Israel Lopez is a business attorney specializing in mergers and acquisitions for Madison-based law firm Neider & Boucher. He’s also the founder of Chins Up Foundation, an organization that pairs college athletes with at-risk kids in a penpal relationship. Such a penpal relationship helped the Milwaukee native came through a stint of homelessness to attend Concordia University – Saint Paul on a football scholarship, graduate with honors, and attend the University of Wisconsin Law School.
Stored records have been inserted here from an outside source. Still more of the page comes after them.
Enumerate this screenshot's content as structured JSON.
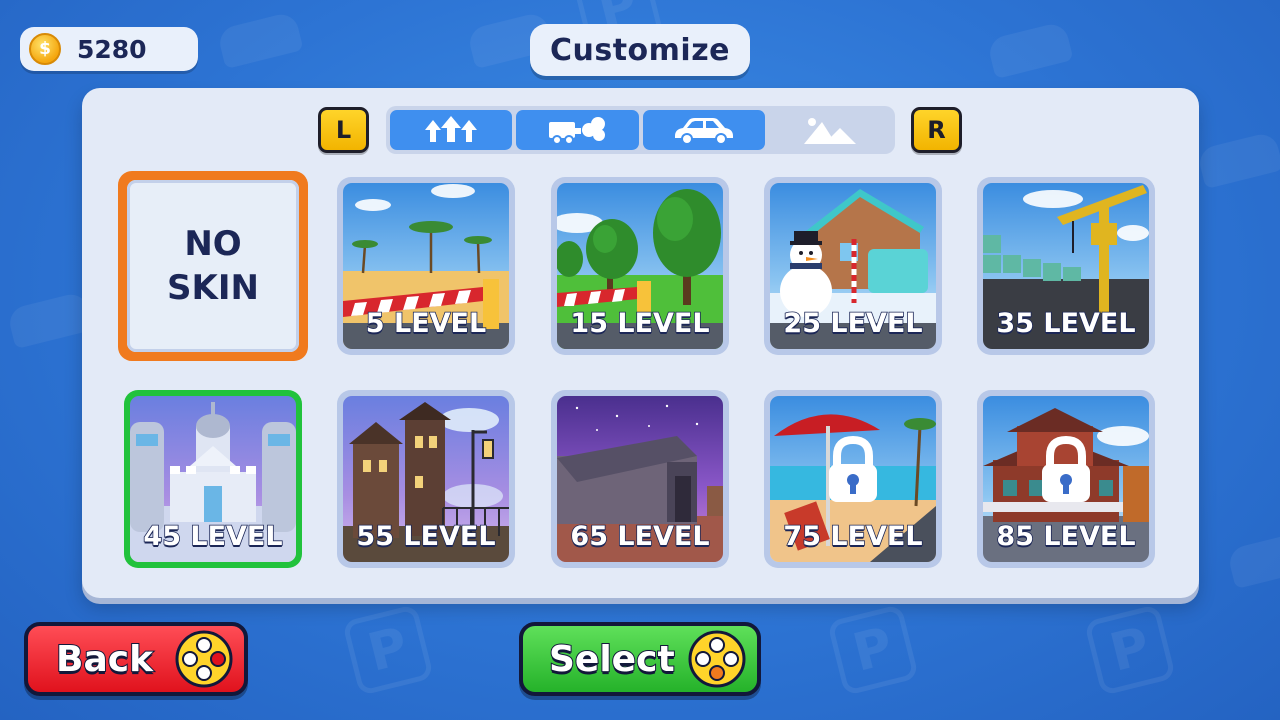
{
  "header": {
    "coins": "5280",
    "coin_symbol": "$",
    "title": "Customize"
  },
  "nav": {
    "left_key": "L",
    "right_key": "R"
  },
  "tabs": [
    {
      "icon": "arrows-up-icon",
      "active": false
    },
    {
      "icon": "exhaust-smoke-icon",
      "active": false
    },
    {
      "icon": "car-icon",
      "active": false
    },
    {
      "icon": "mountains-icon",
      "active": true
    }
  ],
  "skins": [
    {
      "id": "no-skin",
      "label": "NO\nSKIN",
      "selected": true
    },
    {
      "id": "desert",
      "label": "5 LEVEL"
    },
    {
      "id": "forest",
      "label": "15 LEVEL"
    },
    {
      "id": "winter",
      "label": "25 LEVEL"
    },
    {
      "id": "construction",
      "label": "35 LEVEL"
    },
    {
      "id": "ice-castle",
      "label": "45 LEVEL",
      "equipped": true
    },
    {
      "id": "haunted",
      "label": "55 LEVEL"
    },
    {
      "id": "night-tunnel",
      "label": "65 LEVEL"
    },
    {
      "id": "beach",
      "label": "75 LEVEL",
      "locked": true
    },
    {
      "id": "pagoda",
      "label": "85 LEVEL",
      "locked": true
    }
  ],
  "buttons": {
    "back": "Back",
    "select": "Select"
  },
  "colors": {
    "selected_border": "#f07a1e",
    "equipped_border": "#21c23c",
    "back": "#e0121d",
    "select": "#25b22a"
  }
}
Leslie Orrantia is the director of community relations at the University of Wisconsin, a post she’s held since August 2016. She has been on campus for four years, serving since 2012 in the School of Education’s External Relations office and as assistant director for the Wisconsin Collaborative Education Research Network within the School of Education. Prior to her work with UW-Madison, she served as a caseworker in Madison for nearly five years, collaborating with area nonprofits, government institutions, community organizations and local media to best address client needs. It was her work as a caseworker that really taught her the value of listening to others.
Dora Zúñiga is Director of Development at Wisconsin Public Radio, where she oversees all aspects of the network’s fundraising program including membership, business sponsorships, major gifts, planned giving, grant proposals and audience services and support as she connects with various communities across the state. The winner of the 2014 UMOS Hispanic Woman of the Year, Zúñiga has been an important Latina community leader in Madison for decades. She previously served as CEO of two large and important Madison-area nonprofits — Centro Hispano and Big Brothers Big Sisters of Dane County. Zúñiga also worked as director of leadership giving at the United Way of Dane County. Zúñiga earned the Madison Rotary Vocational Service Award in 2014 and the Roberto G. Sanchez Leadership Award from Centro Hispano in 2013. She was noted as one of the “all-time top 125 most influential Madisonians” by Madison Magazine in 2003.